What’s Ahead For UK Residential Property in 2024

Adam Lawrence, Property entrepreneur and co-founder of Partners in Property, comments

This month’s article will focus on one of my major areas of research in 2023 - just how well priced, or not, is UK residential property at the moment?

There are a few ground rules I will need to establish before getting into this, however. Firstly - let’s all agree we have an obsession as a nation to discuss, and obsess over, the price of houses. This is never done within any sensible context - inflation, for example. Wages. Supply of new homes. Supply of suitable or demanded new homes. Nope - just the average house price, and a whinge, particularly from those who see housing as a human right and forget that market forces ultimately, with Jeremy Corbyn and John McDonnell back in their respective boxes, will determine the price of housing.

Secondly - very few commentators have had a sensible viewpoint about what happens in inflationary times. Few have discussed whether this might be good, or bad, for property investors. Even fewer have gone back to times of previous inflationary cycles and discussed the resulting markets - whether that be the 60s, 70s, or early 90s. Even for those who have (me, for example) - the problem is that there is always a tendency to find the reasons why “this time is different”.

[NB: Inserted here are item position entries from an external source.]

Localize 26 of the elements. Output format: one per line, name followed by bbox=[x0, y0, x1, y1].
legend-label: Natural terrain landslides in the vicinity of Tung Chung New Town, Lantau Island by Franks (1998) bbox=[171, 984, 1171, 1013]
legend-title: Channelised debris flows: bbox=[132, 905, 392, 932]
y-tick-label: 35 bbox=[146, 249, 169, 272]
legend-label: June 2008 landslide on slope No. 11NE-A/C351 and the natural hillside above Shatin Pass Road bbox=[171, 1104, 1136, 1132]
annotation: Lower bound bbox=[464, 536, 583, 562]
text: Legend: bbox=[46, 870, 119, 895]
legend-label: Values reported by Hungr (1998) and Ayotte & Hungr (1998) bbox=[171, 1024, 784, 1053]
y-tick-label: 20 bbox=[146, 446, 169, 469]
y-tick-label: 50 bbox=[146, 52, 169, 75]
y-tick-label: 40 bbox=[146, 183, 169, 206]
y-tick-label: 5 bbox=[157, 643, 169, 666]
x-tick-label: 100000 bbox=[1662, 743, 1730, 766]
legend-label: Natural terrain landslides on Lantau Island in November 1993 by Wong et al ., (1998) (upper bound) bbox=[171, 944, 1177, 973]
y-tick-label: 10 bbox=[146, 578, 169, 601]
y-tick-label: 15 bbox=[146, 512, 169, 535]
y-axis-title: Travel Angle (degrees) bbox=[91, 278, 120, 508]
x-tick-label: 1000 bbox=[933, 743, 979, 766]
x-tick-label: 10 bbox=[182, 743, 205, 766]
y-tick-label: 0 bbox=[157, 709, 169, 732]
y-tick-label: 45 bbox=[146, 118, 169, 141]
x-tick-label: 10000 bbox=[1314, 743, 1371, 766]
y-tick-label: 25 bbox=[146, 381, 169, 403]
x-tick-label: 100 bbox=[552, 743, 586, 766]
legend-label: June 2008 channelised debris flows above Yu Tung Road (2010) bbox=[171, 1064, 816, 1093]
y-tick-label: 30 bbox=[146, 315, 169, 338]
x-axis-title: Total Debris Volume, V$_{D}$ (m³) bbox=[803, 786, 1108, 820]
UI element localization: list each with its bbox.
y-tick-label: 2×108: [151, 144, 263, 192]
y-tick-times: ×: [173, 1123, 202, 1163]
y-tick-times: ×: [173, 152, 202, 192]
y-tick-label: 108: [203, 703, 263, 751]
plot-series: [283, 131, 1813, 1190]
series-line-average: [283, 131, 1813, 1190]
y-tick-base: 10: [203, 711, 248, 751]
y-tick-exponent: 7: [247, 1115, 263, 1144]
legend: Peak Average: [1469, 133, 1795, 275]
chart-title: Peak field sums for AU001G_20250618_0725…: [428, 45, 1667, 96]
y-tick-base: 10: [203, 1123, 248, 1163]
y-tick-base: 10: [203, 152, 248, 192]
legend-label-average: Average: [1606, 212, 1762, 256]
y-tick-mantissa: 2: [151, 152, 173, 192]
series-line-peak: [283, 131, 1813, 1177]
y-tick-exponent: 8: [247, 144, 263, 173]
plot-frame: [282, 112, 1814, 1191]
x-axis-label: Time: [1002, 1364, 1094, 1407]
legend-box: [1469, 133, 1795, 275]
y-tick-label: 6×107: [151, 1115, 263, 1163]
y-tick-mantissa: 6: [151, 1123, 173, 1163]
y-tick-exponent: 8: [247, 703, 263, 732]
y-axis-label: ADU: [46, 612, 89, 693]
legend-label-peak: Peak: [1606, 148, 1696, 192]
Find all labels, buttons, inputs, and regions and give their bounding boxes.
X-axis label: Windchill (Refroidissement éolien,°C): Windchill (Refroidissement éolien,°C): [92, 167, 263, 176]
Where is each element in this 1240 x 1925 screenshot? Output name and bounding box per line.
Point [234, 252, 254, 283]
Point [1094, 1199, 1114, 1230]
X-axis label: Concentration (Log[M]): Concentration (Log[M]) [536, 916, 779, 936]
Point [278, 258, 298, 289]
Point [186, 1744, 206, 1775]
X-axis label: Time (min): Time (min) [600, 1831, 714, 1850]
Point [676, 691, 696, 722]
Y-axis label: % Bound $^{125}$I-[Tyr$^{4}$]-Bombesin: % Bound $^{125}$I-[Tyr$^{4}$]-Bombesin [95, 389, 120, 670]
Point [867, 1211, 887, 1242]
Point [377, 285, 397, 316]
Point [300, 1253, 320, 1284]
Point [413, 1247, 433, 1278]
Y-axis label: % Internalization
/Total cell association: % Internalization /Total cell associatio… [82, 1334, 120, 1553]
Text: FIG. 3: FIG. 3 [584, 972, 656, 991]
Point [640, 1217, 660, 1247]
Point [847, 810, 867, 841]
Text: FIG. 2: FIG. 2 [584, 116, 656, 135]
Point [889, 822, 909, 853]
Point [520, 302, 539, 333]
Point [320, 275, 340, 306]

Are we smarter than we were in 2007, for example? How about 1928? Or at many points you could pick during the 1970s? Arguably, we are - but the solution at this time always seems to be the same. Puff up some pillows, put out some cushions, and ensure a softer landing for the royal British backside, rather than a painful economic pill like our historical predecessors would have taken.

That’s a good thing though, right? Well, it depends - because you can only go to the well so many times. The debt goes up and up. Servicing the debt becomes more of a problem, and then MUCH more of a problem when rates escalate gigantically, as they have done in the past 24 months. The phrase “fiscal drag” is wheeled out - if you haven’t heard it yet, it is the amount of tax, or potential Government spending, that is instead spent servicing the debt.